Ricardo Basaglia é mestre em Administração pela FGV e tem extensão em Behavioral Science of Management em Yale. Head da Michael Page desde 2007, é criador de conteúdo sobre carreira e liderança, e um dos headhunters mais acompanhados do Brasil.

19 de Dezembro de 2025

Leitura de 8 min

Você conhece aquela colega que te deixou mal numa reunião há seis meses. Desde então, você evita projetos em comum, responde seus e-mails com frieza calculada, e se pega relembrando o episódio quando a vê no corredor. O problema não é mais o que ela fez. O problema é o monstro que você construiu na sua cabeça desde então.

Ranço não envelhece como vinho. Envelhece como leite.

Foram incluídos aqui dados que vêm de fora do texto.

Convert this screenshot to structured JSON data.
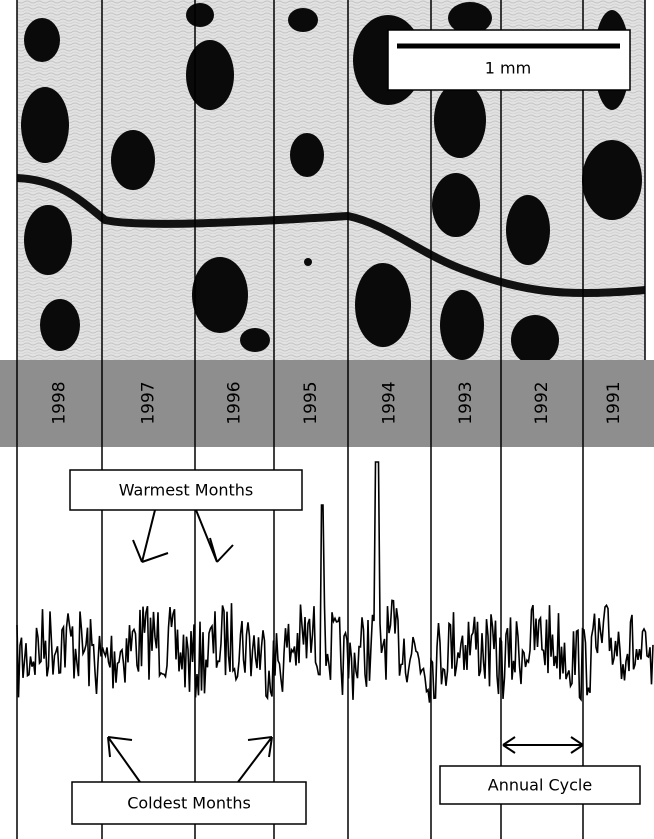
{
  "scale_bar": {
    "label": "1 mm"
  },
  "years": [
    "1998",
    "1997",
    "1996",
    "1995",
    "1994",
    "1993",
    "1992",
    "1991"
  ],
  "annotations": {
    "warmest": "Warmest Months",
    "coldest": "Coldest Months",
    "annual_cycle": "Annual Cycle"
  }
}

Você vai adicionando intenções que talvez nunca existiram, interpretando gestos através do filtro da mágoa, e transformando um momento desagradável numa narrativa onde você é vítima perpétua e a outra pessoa é vilã profissional. Enquanto isso, sua energia mental evapora, sua clareza de pensamento desaparece e sua carreira paga a conta.

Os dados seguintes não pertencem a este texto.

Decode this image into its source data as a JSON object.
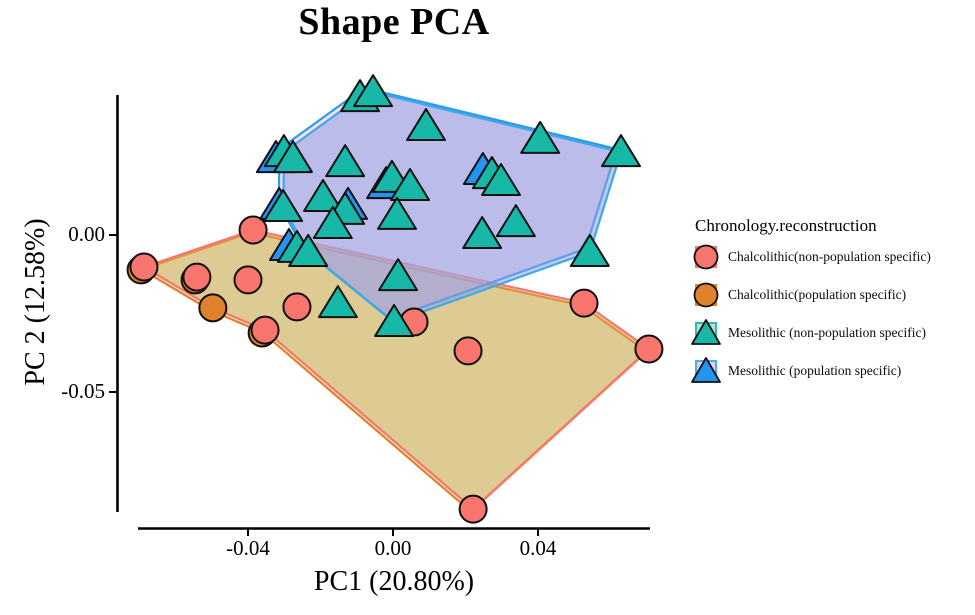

Pesquisa da Universidade de Surrey demonstrou que pessoas que ruminam sobre problemas no trabalho apresentam déficits significativos em funções executivas – aquelas habilidades cognitivas essenciais para planejamento, memória de trabalho, flexibilidade mental e foco. Traduzindo: carregar ranço não apenas pesa emocionalmente, mas prejudica sua capacidade de tomar decisões estratégicas e completar tarefas complexas. Você não está apenas se sentindo mal. Você está ficando menos competente.

E as pessoas percebem. Pesquisa envolvendo mais de duzentos trabalhadores mostrou que segurar ressentimentos no ambiente profissional está associado a menor produtividade, mais absenteísmo e aumento de problemas de saúde mental e física, desde tristeza crônica até dores de cabeça recorrentes. O custo é duplo: você sofre e entrega menos. Seu ranço está matando sua performance enquanto você acredita que está apenas "não esquecendo" o que fizeram com você.

O cérebro humano não foi projetado para lidar bem com conflitos não resolvidos. Quando algo nos machuca e não processamos adequadamente, entramos num ciclo de ruminação – aquele replay mental obsessivo que acontece justamente quando você deveria estar descansando, focando em outras coisas, ou dormindo. Cada vez que você repassa o evento na cabeça, seu corpo reage como se estivesse vivendo o estresse novamente. É veneno em doses repetidas.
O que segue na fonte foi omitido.